So far, there is only one Latino candidate on the top half of the long list of contenders for the 2016 presidential race: Marco Rubio.
Many have not taken him seriously as a presidential contender. In the long tradition of career politicians, Rubio's career reads somewhat textbook. But what makes him stand out is the mere fact that he is Latino.
And as the Latino population rises in the US, with immigration from Mexico and Central America as well as a huge exodus from Puerto Rico, many new Latino voters are making their homes in traditional swing states. In the same fashion as African American and young voters were sought out to shift the tides in those states for the 2008 and 2012 Obama victories, the Republican party is hoping that a candidate like Rubio will win over Latino voters. His Cuban heritage, his bilingual ability, the story of his grandfather's immigration and deportation orders will undoubtedly strike a chord with Latino voters who may see him as a native son; someone to be proud of and support in his quest for the American dream.
However, Rubio's dream is most Latino-Americans' nightmare. Per polls, for Latino voters, immigration is a big issue. Immigration reform is the key to upward mobility, better housing, better economics, quality education, and various other life factors that can't be addressed without a tangible way to become a legal American citizen. At one point in time Rubio, who's own family's story begins with illegal immigration and avoided deportation, championed the idea of a "pathway to citizenship". His party, on the other hand, did not. As a result, he abandoned his heritage, he abandoned the cause, and came out against his own legislation. What's even worse, he began to speak publicly against immigrants and activist groups such as the Dreamers; the very groups he once fought for. Why? Because his political aspirations meant more to him than actually doing something with the power he had in office to forge the same path that had been allotted him by his grandfather becoming a citizen.
Rubio's stumping in Iowa and across the nation almost entirely in Spanish is, quite frankly, a slap in the face to the intelligence of Latino Americans. The GOP's hope is that he will beguile voters with the "we're so alike" rhetoric and shared stories of heritage that they will not notice that his platform is set against their best interests.

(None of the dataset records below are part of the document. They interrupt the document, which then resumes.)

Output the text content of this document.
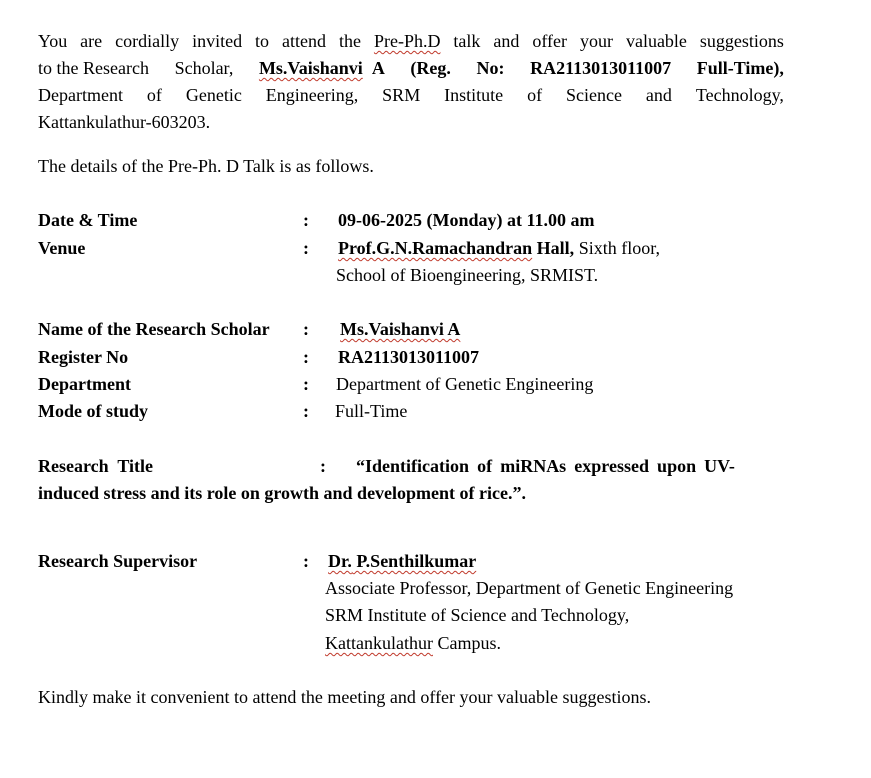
You are cordially invited to attend the Pre-Ph.D talk and offer your valuable suggestions
to the Research Scholar, Ms.Vaishanvi A (Reg. No: RA2113013011007 Full-Time),
Department of Genetic Engineering, SRM Institute of Science and Technology,
Kattankulathur-603203.
The details of the Pre-Ph. D Talk is as follows.
Date & Time	: 09-06-2025 (Monday) at 11.00 am
Venue	: Prof.G.N.Ramachandran Hall, Sixth floor,
School of Bioengineering, SRMIST.
Name of the Research Scholar : Ms.Vaishanvi A
Register No	: RA2113013011007
Department	: Department of Genetic Engineering
Mode of study	: Full-Time
Research  Title	: “Identification of miRNAs expressed upon UV-
induced stress and its role on growth and development of rice.”.
Research Supervisor	: Dr. P.Senthilkumar
Associate Professor, Department of Genetic Engineering
SRM Institute of Science and Technology,
Kattankulathur Campus.
Kindly make it convenient to attend the meeting and offer your valuable suggestions.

Rubio's hope is that his story and promises of working with white people to gain their trust so real immigration work can begin will buy him his seat on the 2016 ticket and ultimately begin his road to the presidency or vice-presidency. Will he ever revisit immigration in a meaningful way? It's doubtful. The GOP is staunchly against real immigration reform. And Rubio is now in lock step with the party line.
As the GOP debates kick-off this week, so will the full audition process. Rubio will make his case as to why he has the inside track with Latinos, why he understands their plight...and he will masterfully shift to why, even as a Latino, immigration must still be illegal and borders must be more secure. He will do his best to appease everyone.
As the new Brave New Films Action Fund short, The Real Rubio shows, he will say and do almost anything to gain support and votes. Watch the film and see for yourself. Share it with your family, your coworkers, and friends and activists in the Latino community. Don't let Marco Rubio make a mockery of this nation and of the Hispanic vote.
All that glitters is not gold. And all that speak Spanish are not interested in being a true Latino champion.